Python’s default repr is another example, since it includes a memory
address which we usually aren’t interested in:

``` diff
-<matplotlib.axes._subplots.AxesSubplot at 0x7fbc11508950>
+<matplotlib.axes._subplots.AxesSubplot at 0x7fbc113dbe90>
```

nbdev install a Jupyter hook which runs `nbdev-clean` to automatically
clean unwanted metadata and outputs from your notebooks, including ids
from default Python reprs! With nbdev hooks, the examples above would
become:

``` json
{
  "cell_type": "code",
  "execution_count": null,
  "metadata": {}
}
```

and

    <matplotlib.axes._subplots.AxesSubplot>

### [`nbdev_trust`](https://nbdev.fast.ai/api/clean.html#nbdev_trust) after merging notebooks with git

A side-effect of Jupyter’s security model is that widgets don’t work in
collaborative repos, unless you manually “trust” notebooks after each
`git pull`. There is a good reason behind this: since Jupyter notebooks
contain HTML and JavaScript, the trust system avoids running malicious
code when you open a notebook and don’t explicitly run any cells. See
[the official
documentation](https://jupyter-server.readthedocs.io/en/latest/operators/security.html#security-in-notebook-documents)
for more.

Manually trusting notebooks each time is a pain. A more natural workflow
would be trust a repo once-off, and all notebooks and changes
thereafter. nbdev includes a git post-merge hook which runs
`nbdev-trust` in your repo to do exactly this.

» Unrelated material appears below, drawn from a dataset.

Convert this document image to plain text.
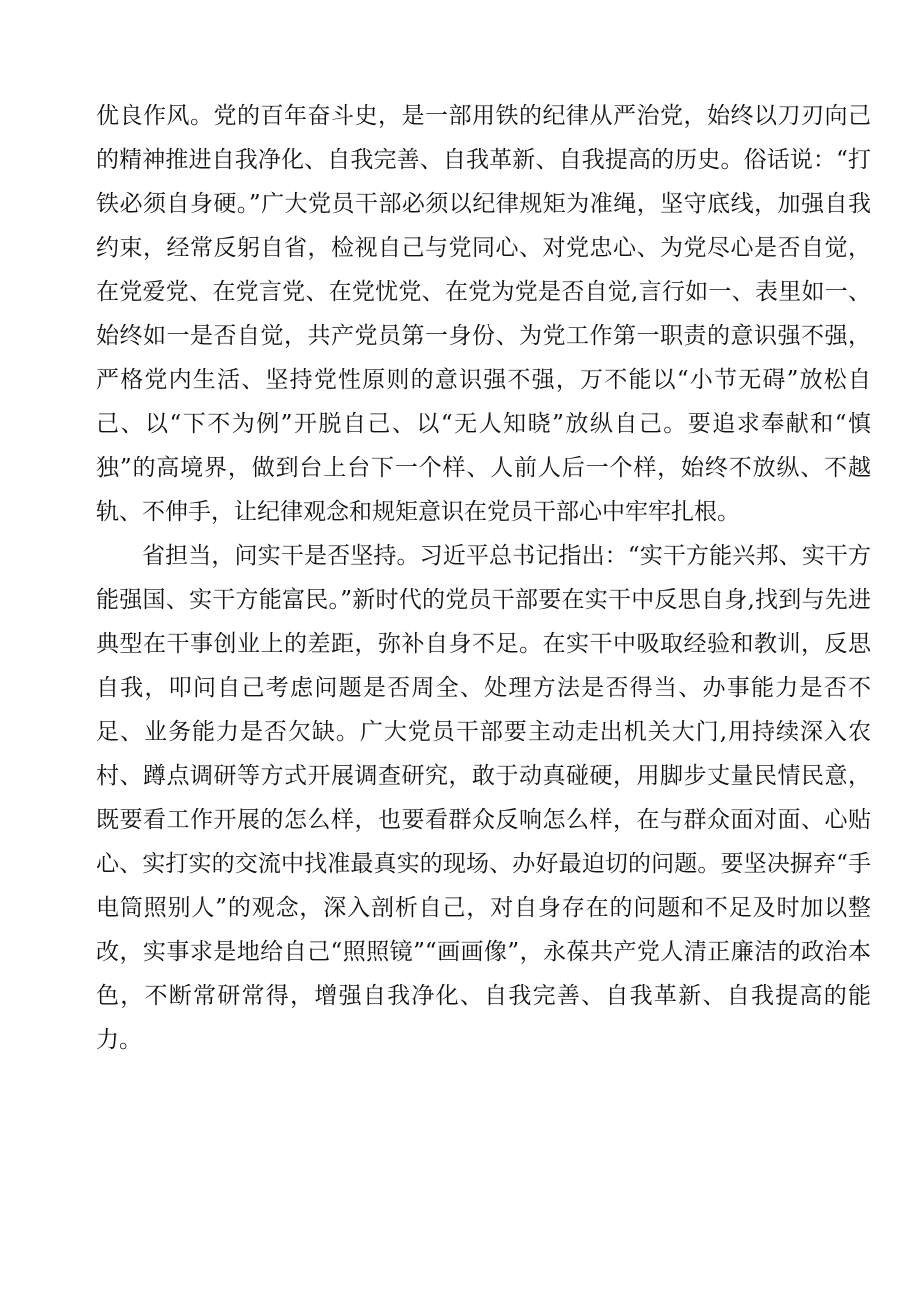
优良作风。党的百年奋斗史，是一部用铁的纪律从严治党，始终以刀刃向己的精神推进自我净化、自我完善、自我革新、自我提高的历史。俗话说：“打铁必须自身硬。”广大党员干部必须以纪律规矩为准绳，坚守底线，加强自我约束，经常反躬自省，检视自己与党同心、对党忠心、为党尽心是否自觉，在党爱党、在党言党、在党忧党、在党为党是否自觉,言行如一、表里如一、始终如一是否自觉，共产党员第一身份、为党工作第一职责的意识强不强，严格党内生活、坚持党性原则的意识强不强，万不能以“小节无碍”放松自己、以“下不为例”开脱自己、以“无人知晓”放纵自己。要追求奉献和“慎独”的高境界，做到台上台下一个样、人前人后一个样，始终不放纵、不越轨、不伸手，让纪律观念和规矩意识在党员干部心中牢牢扎根。

省担当，问实干是否坚持。习近平总书记指出：“实干方能兴邦、实干方能强国、实干方能富民。”新时代的党员干部要在实干中反思自身,找到与先进典型在干事创业上的差距，弥补自身不足。在实干中吸取经验和教训，反思自我，叩问自己考虑问题是否周全、处理方法是否得当、办事能力是否不足、业务能力是否欠缺。广大党员干部要主动走出机关大门,用持续深入农村、蹲点调研等方式开展调查研究，敢于动真碰硬，用脚步丈量民情民意，既要看工作开展的怎么样，也要看群众反响怎么样，在与群众面对面、心贴心、实打实的交流中找准最真实的现场、办好最迫切的问题。要坚决摒弃“手电筒照别人”的观念，深入剖析自己，对自身存在的问题和不足及时加以整改，实事求是地给自己“照照镜”“画画像”，永葆共产党人清正廉洁的政治本色，不断常研常得，增强自我净化、自我完善、自我革新、自我提高的能力。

## Configuring nbdev hooks

The most up-to-date reference of nbdev’s settings is in the
`nbdev-create-config` docs. In addition, this section will guide you
through a few common configurations.

**Control whether Jupyter hooks are run:**

- Globally enable Jupyter hooks: set `jupyter_hooks = true` in user
  settings (`~/.config/nbdev/config.toml`)
- Globally disable Jupyter hooks: set `jupyter_hooks = false` in user
  settings
- Enable Jupyter hooks only for selected repos: set
  `jupyter_hooks = false` in user settings and `jupyter_hooks = true` in
  the repo’s `[tool.nbdev]` in `pyproject.toml`

**Customise notebook cleaning with the following settings:**

- Clean *all* outputs and metadata: `clear_all`
- Preserve certain metadata by key: `allowed_metadata_keys` and
  `allowed_cell_metadata_keys`
- Clean `id`s from default Python `repr`s: `clean_ids`

All of the above can be customised per-user and per-repo.

**Control whether git hooks are run:**

Since git hooks are installed per-repo they’ll only run in repos where
you manually `nbdev-install-hooks`. If you change your mind later, you
can uninstall git hooks by following the instructions in the
`.gitconfig` file created in your repo.